It is claimed in a lecture notes that the stochastic differential of $$Y(t) := \int_{-\infty}^0 X(t+s)\,\mathrm{e}^{\lambda\,s}\,\mathrm{d}s,$$ where $(X(t))_{t \in \mathbb R}$ is a $\mathbb R$-valued stochastic process, is given by $$\mathrm{d}Y(t) = \left(X(t) - \lambda Y(t)\right)\mathrm{d}t. $$ May I know how to derive the advertised SDE satisfied by $Y(t)$?
Edit: The precise source of my question is coming from page 5 of this lecture notes. It seems that if $X(t)$ is a ordinary differentiable function, the derivation is easy. But we might need to be more careful in case $X(t)$ is an Ito process...

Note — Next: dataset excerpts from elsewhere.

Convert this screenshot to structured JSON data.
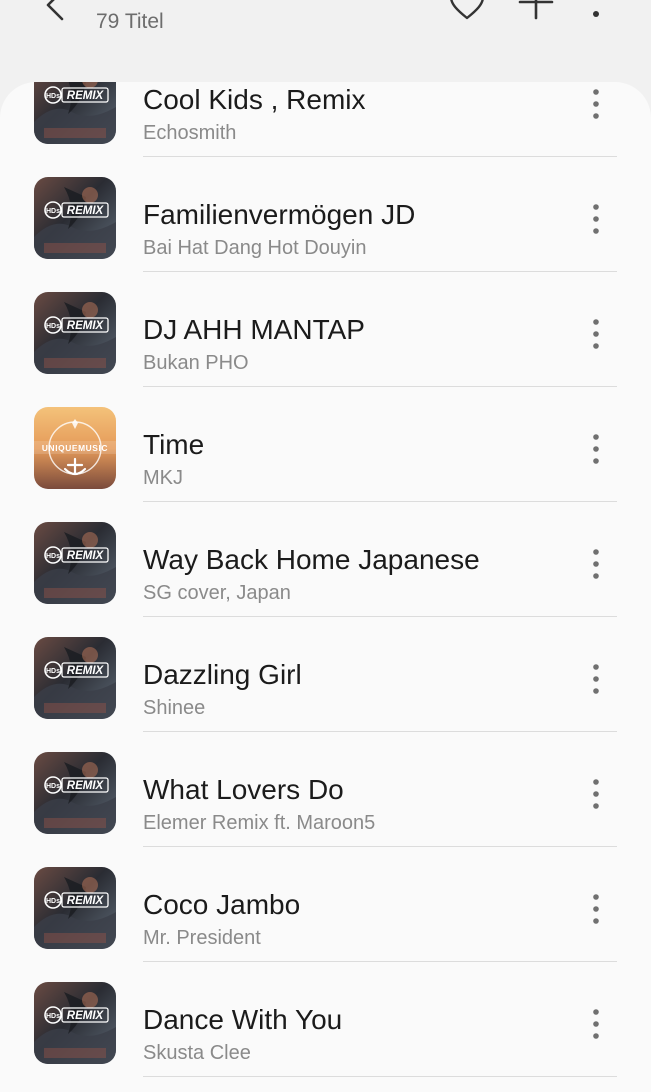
{
  "header": {
    "count_label": "79 Titel",
    "icons": [
      "back-arrow-icon",
      "heart-icon",
      "plus-icon",
      "more-vertical-icon"
    ]
  },
  "thumbnails": {
    "remix": {
      "label": "REMIX",
      "badge": "HDs"
    },
    "unique": {
      "label": "UNIQUEMUSIC"
    }
  },
  "tracks": [
    {
      "title": "Cool Kids , Remix",
      "artist": "Echosmith",
      "art": "remix"
    },
    {
      "title": "Familienvermögen JD",
      "artist": "Bai Hat Dang Hot Douyin",
      "art": "remix"
    },
    {
      "title": "DJ AHH MANTAP",
      "artist": "Bukan PHO",
      "art": "remix"
    },
    {
      "title": "Time",
      "artist": "MKJ",
      "art": "unique"
    },
    {
      "title": "Way Back Home Japanese",
      "artist": "SG cover, Japan",
      "art": "remix"
    },
    {
      "title": "Dazzling Girl",
      "artist": "Shinee",
      "art": "remix"
    },
    {
      "title": "What Lovers Do",
      "artist": "Elemer Remix ft. Maroon5",
      "art": "remix"
    },
    {
      "title": "Coco Jambo",
      "artist": "Mr. President",
      "art": "remix"
    },
    {
      "title": "Dance With You",
      "artist": "Skusta Clee",
      "art": "remix"
    }
  ]
}
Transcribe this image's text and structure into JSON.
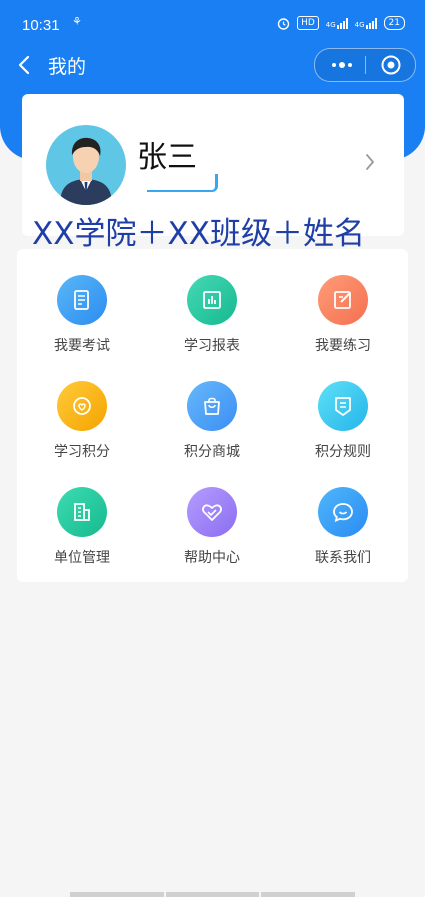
{
  "status_bar": {
    "time": "10:31",
    "hd": "HD",
    "net_1": "4G",
    "net_2": "4G",
    "battery": "21"
  },
  "nav": {
    "title": "我的"
  },
  "profile": {
    "name": "张三"
  },
  "overlay_text": "XX学院＋XX班级＋姓名",
  "menu": [
    {
      "label": "我要考试",
      "icon": "exam-icon",
      "color_from": "#5ab7f7",
      "color_to": "#2b8cf0"
    },
    {
      "label": "学习报表",
      "icon": "report-icon",
      "color_from": "#45d9b6",
      "color_to": "#16b98f"
    },
    {
      "label": "我要练习",
      "icon": "practice-icon",
      "color_from": "#ff9c78",
      "color_to": "#f4704f"
    },
    {
      "label": "学习积分",
      "icon": "points-icon",
      "color_from": "#ffcb3a",
      "color_to": "#f5a300"
    },
    {
      "label": "积分商城",
      "icon": "shop-icon",
      "color_from": "#67b8fb",
      "color_to": "#3b8ef3"
    },
    {
      "label": "积分规则",
      "icon": "rules-icon",
      "color_from": "#5fe0f7",
      "color_to": "#24b5ea"
    },
    {
      "label": "单位管理",
      "icon": "building-icon",
      "color_from": "#3ddcb2",
      "color_to": "#17b98e"
    },
    {
      "label": "帮助中心",
      "icon": "heart-help-icon",
      "color_from": "#b59cff",
      "color_to": "#8a6ef0"
    },
    {
      "label": "联系我们",
      "icon": "chat-icon",
      "color_from": "#4fb6fb",
      "color_to": "#2a8cf2"
    }
  ],
  "colors": {
    "primary": "#1a7ff3",
    "overlay_text": "#1f3fa6"
  }
}
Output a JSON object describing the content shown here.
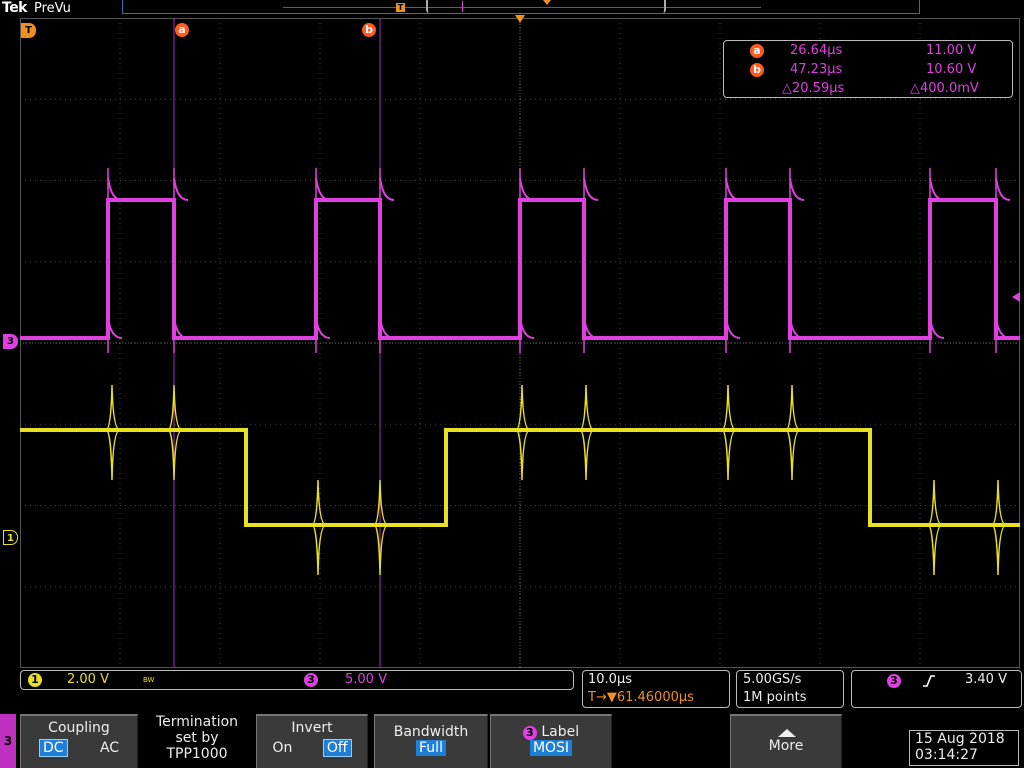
{
  "header": {
    "brand": "Tek",
    "mode": "PreVu"
  },
  "markers": {
    "trigger_symbol": "T",
    "ch3": "3",
    "ch1": "1",
    "cursor_a": "a",
    "cursor_b": "b"
  },
  "cursor_readout": {
    "a_time": "26.64µs",
    "a_volt": "11.00 V",
    "b_time": "47.23µs",
    "b_volt": "10.60 V",
    "delta_time": "△20.59µs",
    "delta_volt": "△400.0mV"
  },
  "status": {
    "ch1_num": "1",
    "ch1_scale": "2.00 V",
    "ch1_bw": "BW",
    "ch3_num": "3",
    "ch3_scale": "5.00 V",
    "timebase": "10.0µs",
    "trigger_pos": "T→▼61.46000µs",
    "sample_rate": "5.00GS/s",
    "record_length": "1M points",
    "trig_source": "3",
    "trig_level": "3.40 V"
  },
  "menu": {
    "channel": "3",
    "coupling_label": "Coupling",
    "coupling_dc": "DC",
    "coupling_ac": "AC",
    "termination_l1": "Termination",
    "termination_l2": "set by",
    "termination_l3": "TPP1000",
    "invert_label": "Invert",
    "invert_on": "On",
    "invert_off": "Off",
    "bandwidth_label": "Bandwidth",
    "bandwidth_value": "Full",
    "label_ch": "3",
    "label_label": "Label",
    "label_value": "MOSI",
    "more_label": "More"
  },
  "datetime": {
    "date": "15 Aug 2018",
    "time": "03:14:27"
  },
  "colors": {
    "ch1": "#e8e020",
    "ch3": "#e040e0",
    "cursor": "#ff5a1f",
    "accent": "#1e7fd8"
  }
}
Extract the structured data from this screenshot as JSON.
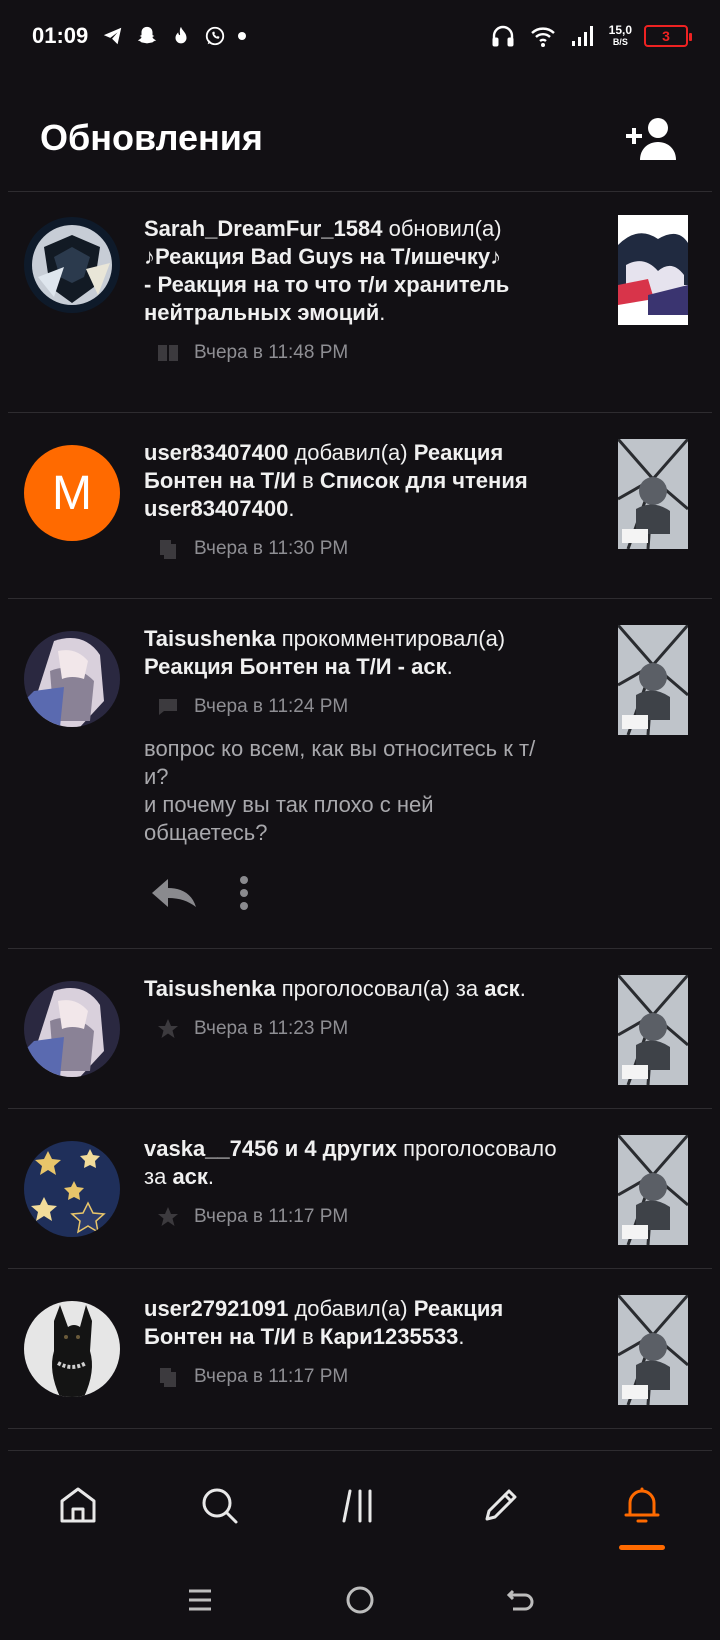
{
  "status_bar": {
    "time": "01:09",
    "app_icons": [
      "telegram-icon",
      "snapchat-icon",
      "flame-icon",
      "whatsapp-icon"
    ],
    "net_speed": "15,0",
    "net_unit": "B/S",
    "battery": "3"
  },
  "header": {
    "title": "Обновления",
    "add_icon": "add-person-icon"
  },
  "feed": [
    {
      "user": "Sarah_DreamFur_1584",
      "action": " обновил(а)",
      "line2": "♪Реакция Bad Guys на Т/ишечку♪",
      "line3": "- Реакция на то что т/и хранитель",
      "line4": "нейтральных эмоций",
      "line4_tail": ".",
      "time": "Вчера в 11:48 PM",
      "meta_icon": "book-icon"
    },
    {
      "user": "user83407400",
      "action": " добавил(а) ",
      "story": "Реакция",
      "line2": "Бонтен на Т/И",
      "line2_mid": " в ",
      "line2_list": "Список для чтения",
      "line3": "user83407400",
      "line3_tail": ".",
      "avatar_letter": "M",
      "time": "Вчера в 11:30 PM",
      "meta_icon": "copy-icon"
    },
    {
      "user": "Taisushenka",
      "action": " прокомментировал(а)",
      "line2": "Реакция Бонтен на Т/И - аск",
      "line2_tail": ".",
      "time": "Вчера в 11:24 PM",
      "meta_icon": "comment-icon",
      "comment": [
        "вопрос ко всем, как вы относитесь к т/",
        "и?",
        "и почему вы так плохо с ней",
        "общаетесь?"
      ]
    },
    {
      "user": "Taisushenka",
      "action": " проголосовал(а) за ",
      "target": "аск",
      "tail": ".",
      "time": "Вчера в 11:23 PM",
      "meta_icon": "star-icon"
    },
    {
      "user": "vaska__7456 и 4 других",
      "action": " проголосовало",
      "line2_pre": "за ",
      "target": "аск",
      "tail": ".",
      "time": "Вчера в 11:17 PM",
      "meta_icon": "star-icon"
    },
    {
      "user": "user27921091",
      "action": " добавил(а) ",
      "story": "Реакция",
      "line2": "Бонтен на Т/И",
      "line2_mid": " в ",
      "line2_list": "Кари1235533",
      "line2_tail": ".",
      "time": "Вчера в 11:17 PM",
      "meta_icon": "copy-icon"
    }
  ],
  "bottom_nav": [
    "home-icon",
    "search-icon",
    "library-icon",
    "write-icon",
    "notifications-icon"
  ],
  "accent_color": "#ff6a00"
}
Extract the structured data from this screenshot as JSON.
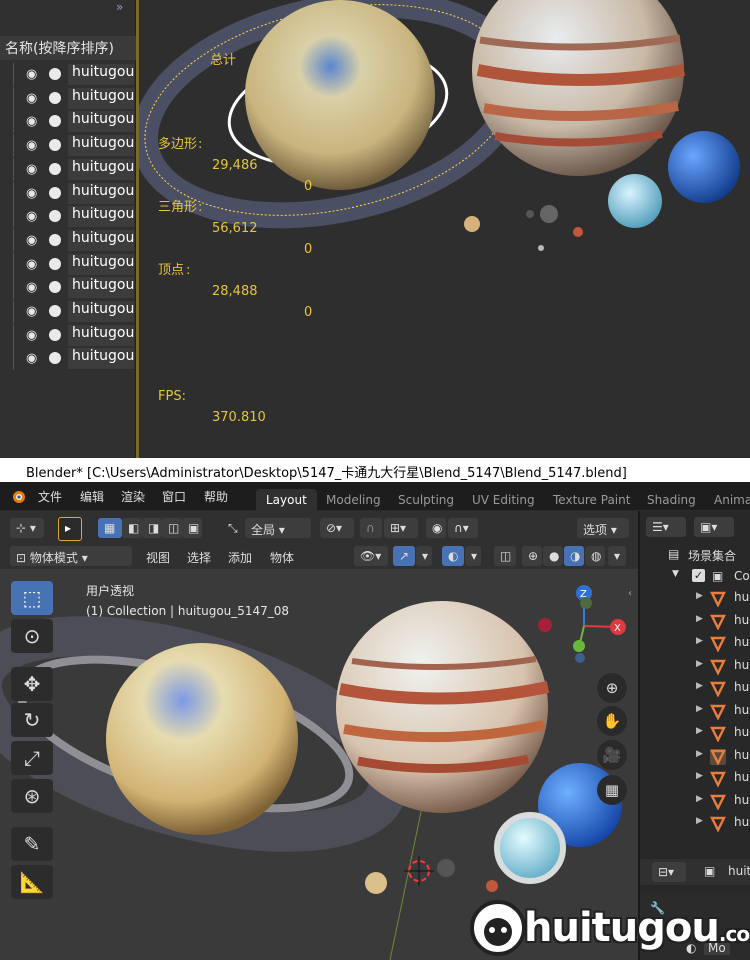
{
  "top_panel": {
    "collapse_glyph": "»",
    "outliner_header": "名称(按降序排序)",
    "rows": [
      {
        "label": "huitugou"
      },
      {
        "label": "huitugou"
      },
      {
        "label": "huitugou"
      },
      {
        "label": "huitugou"
      },
      {
        "label": "huitugou"
      },
      {
        "label": "huitugou"
      },
      {
        "label": "huitugou"
      },
      {
        "label": "huitugou"
      },
      {
        "label": "huitugou"
      },
      {
        "label": "huitugou"
      },
      {
        "label": "huitugou"
      },
      {
        "label": "huitugou"
      },
      {
        "label": "huitugou"
      }
    ],
    "stats": {
      "total_label": "总计",
      "faces_label": "多边形",
      "faces_value": "29,486",
      "faces_sel": "0",
      "tris_label": "三角形",
      "tris_value": "56,612",
      "tris_sel": "0",
      "verts_label": "顶点",
      "verts_value": "28,488",
      "verts_sel": "0",
      "fps_label": "FPS:",
      "fps_value": "370.810"
    }
  },
  "window": {
    "title": "Blender* [C:\\Users\\Administrator\\Desktop\\5147_卡通九大行星\\Blend_5147\\Blend_5147.blend]"
  },
  "menu": {
    "items": [
      "文件",
      "编辑",
      "渲染",
      "窗口",
      "帮助"
    ],
    "workspace_tabs": [
      "Layout",
      "Modeling",
      "Sculpting",
      "UV Editing",
      "Texture Paint",
      "Shading",
      "Animati"
    ],
    "active_tab": "Layout"
  },
  "header": {
    "transform_orientation": "全局",
    "options_label": "选项",
    "mode": "物体模式",
    "menus": [
      "视图",
      "选择",
      "添加",
      "物体"
    ]
  },
  "viewport": {
    "view_name": "用户透视",
    "collection_info": "(1) Collection | huitugou_5147_08",
    "gizmo_axes": {
      "x": "X",
      "y": "Y",
      "z": "Z"
    }
  },
  "right_outliner": {
    "header": "场景集合",
    "collection_label": "Co",
    "rows": [
      "hui",
      "hui",
      "hui",
      "hui",
      "hui",
      "hui",
      "hui",
      "hui",
      "hui",
      "hui",
      "hui"
    ],
    "props_label": "huit",
    "props_sub": "Mo"
  },
  "watermark": {
    "text": "huitugou",
    "suffix": ".com"
  },
  "colors": {
    "accent_blue": "#4772b3",
    "stats_yellow": "#e8c43a",
    "selected_orange": "#e87d3e"
  }
}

$Y(t) = e^{-\lambda t} \int_{-\infty}^0 X(t+s) e^{\lambda(t+s)} d(s+t) = e^{-\lambda t} \int_{-\infty}^t X(u) e^{\lambda u} d u$
Notice that the last integral is defined path-by-path in the classical sense (i.e. no Ito integral is needed). Therefore, $Y(t)$ is of finite variation and actually differential as a function of $t$.
From here, take the derivative of $Y$ against $t$ and the rest follows easily.